The Drive-Thru-Diet campaign at Taco Bell came as a shock to registered dietitian Jessica Baye, who can't imagine that a woman eating just from the fast-food menu is a good idea.
"The nutritional quality of her diet can't be very good," said Baye, of Medical College of Georgia Hospital. "Yeah, you might lose the weight, but you're certainly not going to be healthy."
Though the idea of the fast-food Mexican restaurant serving as a nutritional beacon seems ludicrous to some, there are ways to eat better in those places and, just as importantly, simple things to avoid when choosing seemingly healthier alternatives.
The Taco Bell ads feature a woman identified as Christine, who chose items that evidently are lower in calories and fat than some other menu items. She lost 54 pounds over two years by lowering her fat intake and reducing her consumption by 500 calories a day, according to the campaign's Web site.
Taco Bell offers seven items with 8 grams of fat or less, though three of them have more than 300 calories apiece. The program also has a big disclaimer: "Drive-Thru-Diet is not a weight-loss program. For a healthier lifestyle, pay attention to total calorie and fat intake."
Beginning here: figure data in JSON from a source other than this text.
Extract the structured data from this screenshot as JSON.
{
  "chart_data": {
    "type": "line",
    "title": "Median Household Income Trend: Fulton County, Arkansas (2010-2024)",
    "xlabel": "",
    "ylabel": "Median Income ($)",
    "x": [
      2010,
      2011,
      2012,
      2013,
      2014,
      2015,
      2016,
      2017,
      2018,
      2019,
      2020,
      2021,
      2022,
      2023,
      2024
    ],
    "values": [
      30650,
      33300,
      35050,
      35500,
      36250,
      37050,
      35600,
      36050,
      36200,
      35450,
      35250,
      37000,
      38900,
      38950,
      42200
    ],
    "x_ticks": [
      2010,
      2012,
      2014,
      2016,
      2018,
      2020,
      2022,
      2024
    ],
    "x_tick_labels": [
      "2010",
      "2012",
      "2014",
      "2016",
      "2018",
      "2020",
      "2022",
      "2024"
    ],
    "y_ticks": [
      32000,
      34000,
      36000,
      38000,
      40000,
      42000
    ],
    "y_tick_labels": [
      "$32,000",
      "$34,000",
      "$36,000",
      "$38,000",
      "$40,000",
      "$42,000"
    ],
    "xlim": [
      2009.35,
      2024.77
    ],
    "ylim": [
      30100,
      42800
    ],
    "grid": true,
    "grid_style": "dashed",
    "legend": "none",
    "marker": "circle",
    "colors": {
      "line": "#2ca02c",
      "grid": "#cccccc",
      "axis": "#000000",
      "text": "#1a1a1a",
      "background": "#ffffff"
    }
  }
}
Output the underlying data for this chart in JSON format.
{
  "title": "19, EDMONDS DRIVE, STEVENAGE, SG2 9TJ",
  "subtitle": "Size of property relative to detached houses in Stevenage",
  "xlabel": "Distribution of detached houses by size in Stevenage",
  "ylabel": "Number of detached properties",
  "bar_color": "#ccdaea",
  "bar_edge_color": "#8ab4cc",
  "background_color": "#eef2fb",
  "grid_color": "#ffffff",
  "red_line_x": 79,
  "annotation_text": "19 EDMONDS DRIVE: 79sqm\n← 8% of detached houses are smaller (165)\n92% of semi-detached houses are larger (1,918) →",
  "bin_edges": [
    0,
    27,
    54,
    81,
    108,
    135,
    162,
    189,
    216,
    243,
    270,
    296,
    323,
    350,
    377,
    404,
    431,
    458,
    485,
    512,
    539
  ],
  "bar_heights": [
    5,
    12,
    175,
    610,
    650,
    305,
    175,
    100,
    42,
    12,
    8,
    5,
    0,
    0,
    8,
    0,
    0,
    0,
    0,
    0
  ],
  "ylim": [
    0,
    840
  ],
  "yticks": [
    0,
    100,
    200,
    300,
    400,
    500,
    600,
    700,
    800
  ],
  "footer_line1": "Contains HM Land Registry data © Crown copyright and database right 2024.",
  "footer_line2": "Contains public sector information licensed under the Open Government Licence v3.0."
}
That, experts say, is the key. "It is all about quantity and portion size," Baye said.
More restaurants appear to be catering to those who want to limit calories and fat by offering healthier alternatives. That can be a good thing, said Dr. Charles Stuart Platkin, the creator of DietDetective.com.
"I think it does help to make a difference," he said. "People might make better choices if they have the choice to start with. At least it is a starting point."
Listing calorie counts on menus has been shown to help those who are concerned about it, but it is unclear whether everyone is paying attention, Platkin said.
"The research isn't supportive that a lot of people do," he said.
Even restaurants such as Subway that tout healthier fast food can be traps. Some studies showed that people who went there often consumed more high-calorie side dishes or ate more than intended, said Dr. Jennifer L. Harris of the Rudd Center for Food Policy and Obesity at Yale University.
"We think there is kind of a 'health halo' effect that makes people feel better about going there, and then they end up eating more," she said.
It is important to pay attention to the details, especially when looking at the ads for these healthier alternatives, Baye said.
"When they say it is 100 calories, make sure you read the little fine print that says there is no cheese on this sandwich; there's no mayonnaise," she said.